[...] Even the fact that logical positivists are well-nigh extinct on the planet – and this is what it took me a long time to see – is not due only to the pressure of argument, and perhaps not due mainly to that pressure, but rather to the working of the Athenian factor. This is the fact that it is typical of philosophers, and not only of philosophers, but of proponents of other academic disciplines too, and of human nature more generally, to look, beyond the arguments, for something new. There is academic tiredness. Positions become well worn, and then worn out. There is nothing more to say: no papers to write, no seminars to be arranged, the topic, or issue, or person is played out, exhausted. Here’s the paradox. While the Oxford trio are passé, historical figures, philosophers such as Leibniz, say, or Thomas Reid, or Thomas Aquinas, dismissed by the trio, are now actively read and discussed.
People make their careers, as they make their fortunes, by being, accidentally at the right place at the right time, with their thesis topics and their book proposals. It’s that that has taken me some time to realise.

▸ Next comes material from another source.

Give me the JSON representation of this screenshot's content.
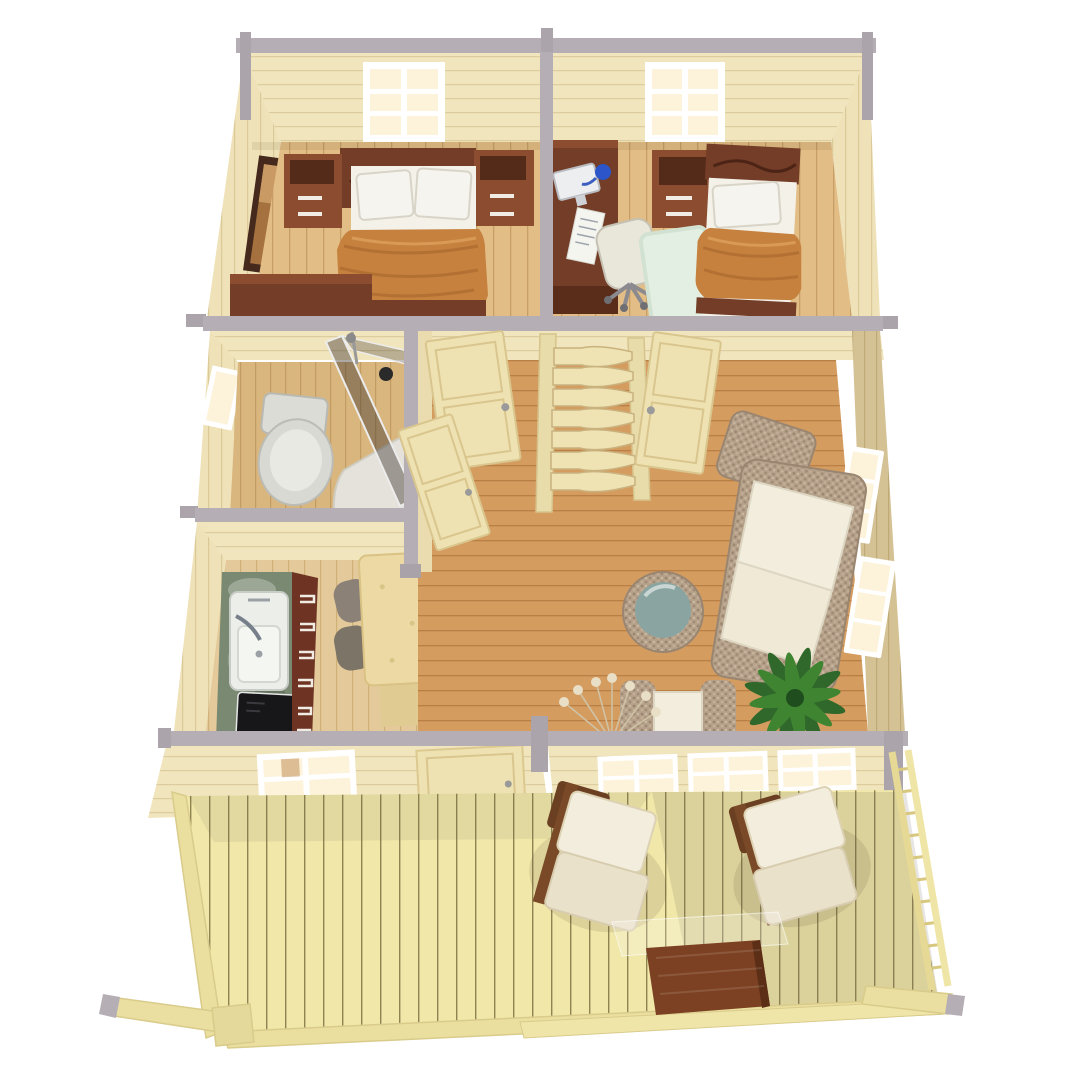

As I say, fashion affects us Christians, not only in academic life, but more generally. There’s much more that could be said. In all facets of life we are all prone to the influence of pressures of all kinds, and among these is the working of the Athenian factor. To become aware of this, sensitised to it, is, I believe, to win half the battle to limit its effects. But how, besides this, should we deal with it? I’m afraid that that must be a topic for another time.